Mark TurtonSeptember 13, 2010 at 8:18 pmPost count: 759
Hi Todd, not much to add to what’s already been said, not every hunt has a happy ending you can only look to yourself and learn the lessons one at a time, I guess most of us have been there.
Do you know anyone with a good dog, start from the bed and if you don’t get a scent work towards water sources, be patient with the dog and don’t second guess it.
And as has been said, don’t lose heart, put it behind you and become the best hunter you can, Mark.
William WarrenMemberSeptember 14, 2010 at 12:45 amPost count: 1384
Sorry to hear of your lost deer. Brings back my own memories and feelings. From your description and my own experience, a deer that humps up is hit too far back. This will be a fatal hit, however, it will take some time. The best advice if this happens is to let the deer lay perhaps until the next day unless weather would force you to take up the trail sooner. I learned this the hard way and beleive me, it changed the way I look at the shots I take or don’t take. Good advice from Steve, mull it over, learn from it and then let it go.
MontanaFordSeptember 14, 2010 at 4:43 amPost count: 450
Todd, sorry about your lost buck. I lost one myself, a few years ago. Spike buck in velvet, hit him back by the hips somewhere, blood went about 50 yards and stopped. I combed the ridge for 2 hours that day, and for half the next, never found anything, not even my arrow. I learned a good lesson from it. Never shoot at an alert deer.
Bowhunter1978September 22, 2010 at 2:29 pmPost count: 3
Sorry about your lost animal I have lost a couple also.I hunted with a compound for a few years and lost the biggest buck I ever shot with a bow.He was a 18in. six point.I started shooting a long bow this year and shot a doe and lost her it is amazing how long it takes a arrow to cover 25 or 30 yards.I do enjoy shooting and hunting with trad bows more than I did comound bows.So I will give it another try.

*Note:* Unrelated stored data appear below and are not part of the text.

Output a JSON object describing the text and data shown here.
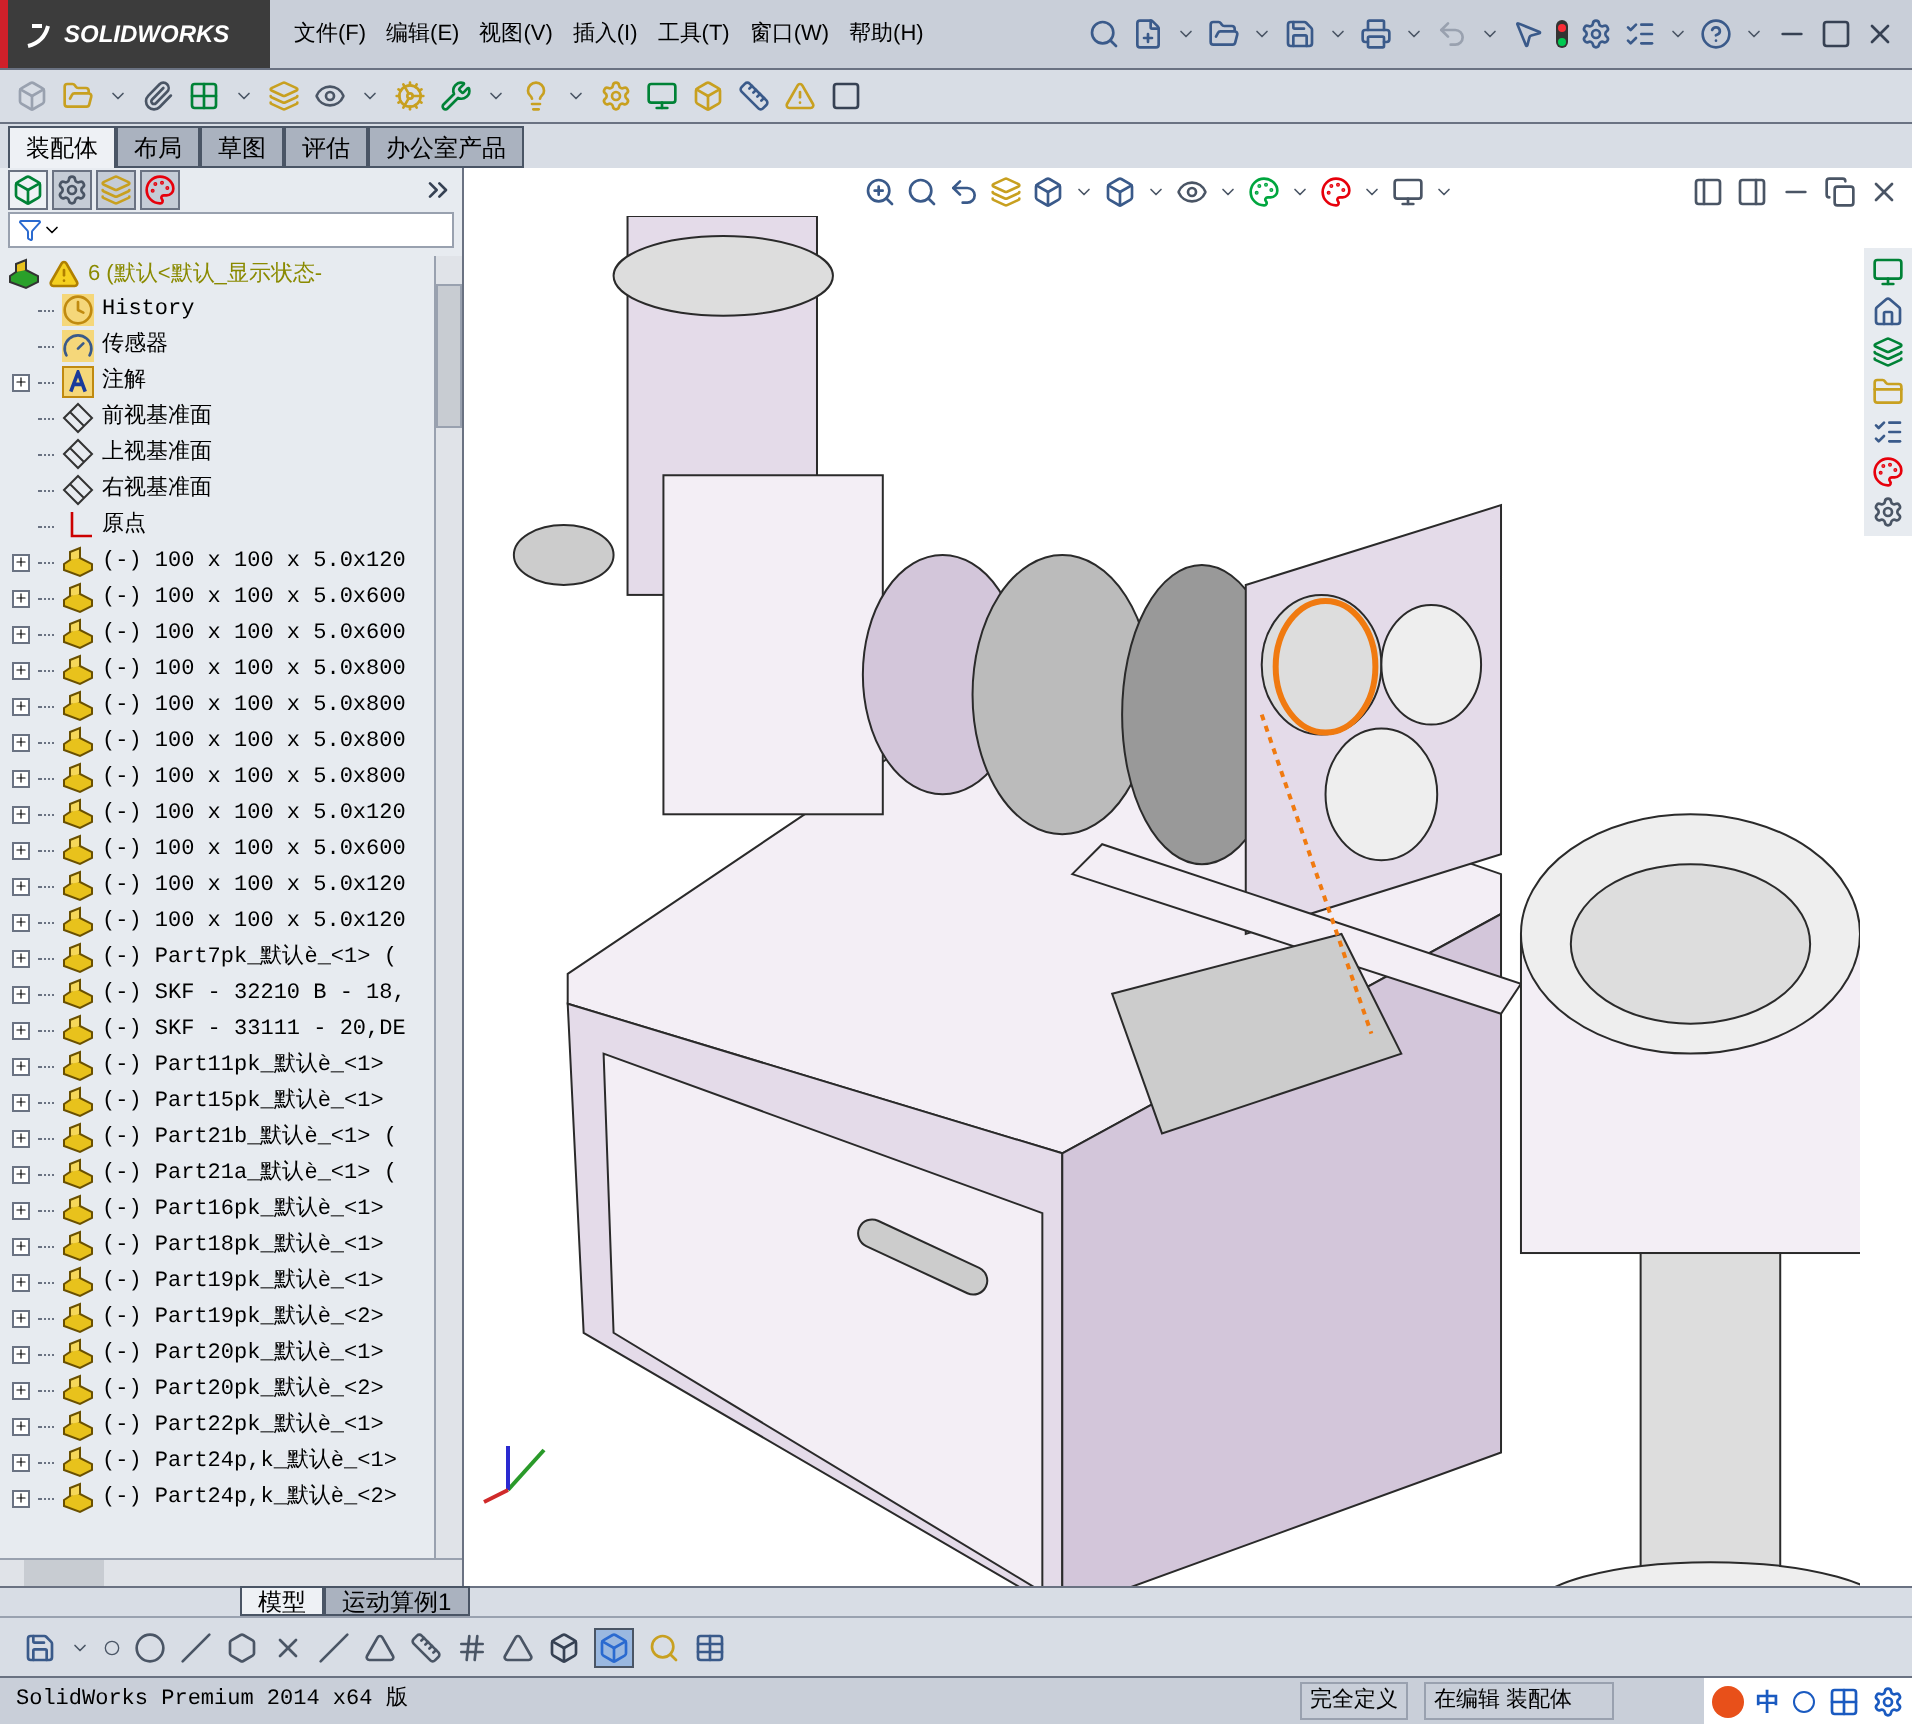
{
  "app": {
    "logo": "SOLIDWORKS"
  },
  "menu": [
    "文件(F)",
    "编辑(E)",
    "视图(V)",
    "插入(I)",
    "工具(T)",
    "窗口(W)",
    "帮助(H)"
  ],
  "command_tabs": [
    {
      "label": "装配体",
      "selected": true
    },
    {
      "label": "布局",
      "selected": false
    },
    {
      "label": "草图",
      "selected": false
    },
    {
      "label": "评估",
      "selected": false
    },
    {
      "label": "办公室产品",
      "selected": false
    }
  ],
  "feature_tree": {
    "root": {
      "label": "6 (默认<默认_显示状态-",
      "children": [
        {
          "kind": "history",
          "label": "History"
        },
        {
          "kind": "sensor",
          "label": "传感器"
        },
        {
          "kind": "annotation",
          "label": "注解",
          "expanded": false
        },
        {
          "kind": "plane",
          "label": "前视基准面"
        },
        {
          "kind": "plane",
          "label": "上视基准面"
        },
        {
          "kind": "plane",
          "label": "右视基准面"
        },
        {
          "kind": "origin",
          "label": "原点"
        },
        {
          "kind": "part",
          "label": "(-) 100 x 100 x 5.0x120",
          "expanded": false
        },
        {
          "kind": "part",
          "label": "(-) 100 x 100 x 5.0x600",
          "expanded": false
        },
        {
          "kind": "part",
          "label": "(-) 100 x 100 x 5.0x600",
          "expanded": false
        },
        {
          "kind": "part",
          "label": "(-) 100 x 100 x 5.0x800",
          "expanded": false
        },
        {
          "kind": "part",
          "label": "(-) 100 x 100 x 5.0x800",
          "expanded": false
        },
        {
          "kind": "part",
          "label": "(-) 100 x 100 x 5.0x800",
          "expanded": false
        },
        {
          "kind": "part",
          "label": "(-) 100 x 100 x 5.0x800",
          "expanded": false
        },
        {
          "kind": "part",
          "label": "(-) 100 x 100 x 5.0x120",
          "expanded": false
        },
        {
          "kind": "part",
          "label": "(-) 100 x 100 x 5.0x600",
          "expanded": false
        },
        {
          "kind": "part",
          "label": "(-) 100 x 100 x 5.0x120",
          "expanded": false
        },
        {
          "kind": "part",
          "label": "(-) 100 x 100 x 5.0x120",
          "expanded": false
        },
        {
          "kind": "part",
          "label": "(-) Part7pk_默认è_<1> (",
          "expanded": false
        },
        {
          "kind": "part",
          "label": "(-) SKF - 32210 B - 18,",
          "expanded": false
        },
        {
          "kind": "part",
          "label": "(-) SKF - 33111 - 20,DE",
          "expanded": false
        },
        {
          "kind": "part",
          "label": "(-) Part11pk_默认è_<1>",
          "expanded": false
        },
        {
          "kind": "part",
          "label": "(-) Part15pk_默认è_<1>",
          "expanded": false
        },
        {
          "kind": "part",
          "label": "(-) Part21b_默认è_<1> (",
          "expanded": false
        },
        {
          "kind": "part",
          "label": "(-) Part21a_默认è_<1> (",
          "expanded": false
        },
        {
          "kind": "part",
          "label": "(-) Part16pk_默认è_<1>",
          "expanded": false
        },
        {
          "kind": "part",
          "label": "(-) Part18pk_默认è_<1>",
          "expanded": false
        },
        {
          "kind": "part",
          "label": "(-) Part19pk_默认è_<1>",
          "expanded": false
        },
        {
          "kind": "part",
          "label": "(-) Part19pk_默认è_<2>",
          "expanded": false
        },
        {
          "kind": "part",
          "label": "(-) Part20pk_默认è_<1>",
          "expanded": false
        },
        {
          "kind": "part",
          "label": "(-) Part20pk_默认è_<2>",
          "expanded": false
        },
        {
          "kind": "part",
          "label": "(-) Part22pk_默认è_<1>",
          "expanded": false
        },
        {
          "kind": "part",
          "label": "(-) Part24p,k_默认è_<1>",
          "expanded": false
        },
        {
          "kind": "part",
          "label": "(-) Part24p,k_默认è_<2>",
          "expanded": false
        }
      ]
    }
  },
  "bottom_tabs": [
    {
      "label": "模型",
      "selected": true
    },
    {
      "label": "运动算例1",
      "selected": false
    }
  ],
  "status_bar": {
    "product": "SolidWorks Premium 2014 x64 版",
    "state": "完全定义",
    "mode": "在编辑 装配体",
    "ime": "中"
  }
}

Steve BransonSeptember 23, 2010 at 1:23 amPost count: 73
If he hunched up, may be a gut hit. Will bed down after a short time but they will definately try to get to water since they will become dehydrated. Its tough losing an animal, but it happens. Has happened for centuries and will continue to happen as long as man hunts, it’s not good, but it is part of nature.
SteveMcDMemberSeptember 23, 2010 at 1:38 amPost count: 870
Sorry about your loss. It is tough. Been there too. Anyone who has not had a lost animal or a bad hit just hasn’t been at it long enough. That said, one thing I’ve learned over the years. I have regretted few shots, but I have never regretted not taking a shot.
What Duncan and Steve said. “Humped Up”.. yup tell tale reaction of a gut shot deer, he is mortally hit but needs about 6 to 8 hours to die. Pushing him too early just chases him into the next county. HOWEVER, nothing in nature goes to waste, the local coyote, wolf, bobcat and bear all thank you very much! 🙂
You are now a better hunter for the experience.
BlakeFischerSeptember 24, 2010 at 5:53 pmPost count: 27
I had a friend who experienced the same thing a couple of weeks ago, I was bewildered that we did not find his doe after his description of the hit, high tenderloin/kidney area. We found blood, where she laid down but lost her when she seal up and moved. I was bothered by the fact that he only got the arrow 1/2 the way through the yearling, then I examined his broadheads. Dull would describe them best. A sharp broadhead is critical to recovering marginally hit animals. So if you are not afraid of your broadheads and they will not shave hair, then spend sometime or find someone who will sharpen them for you.
Don’t forget to constantly touch them up during the season.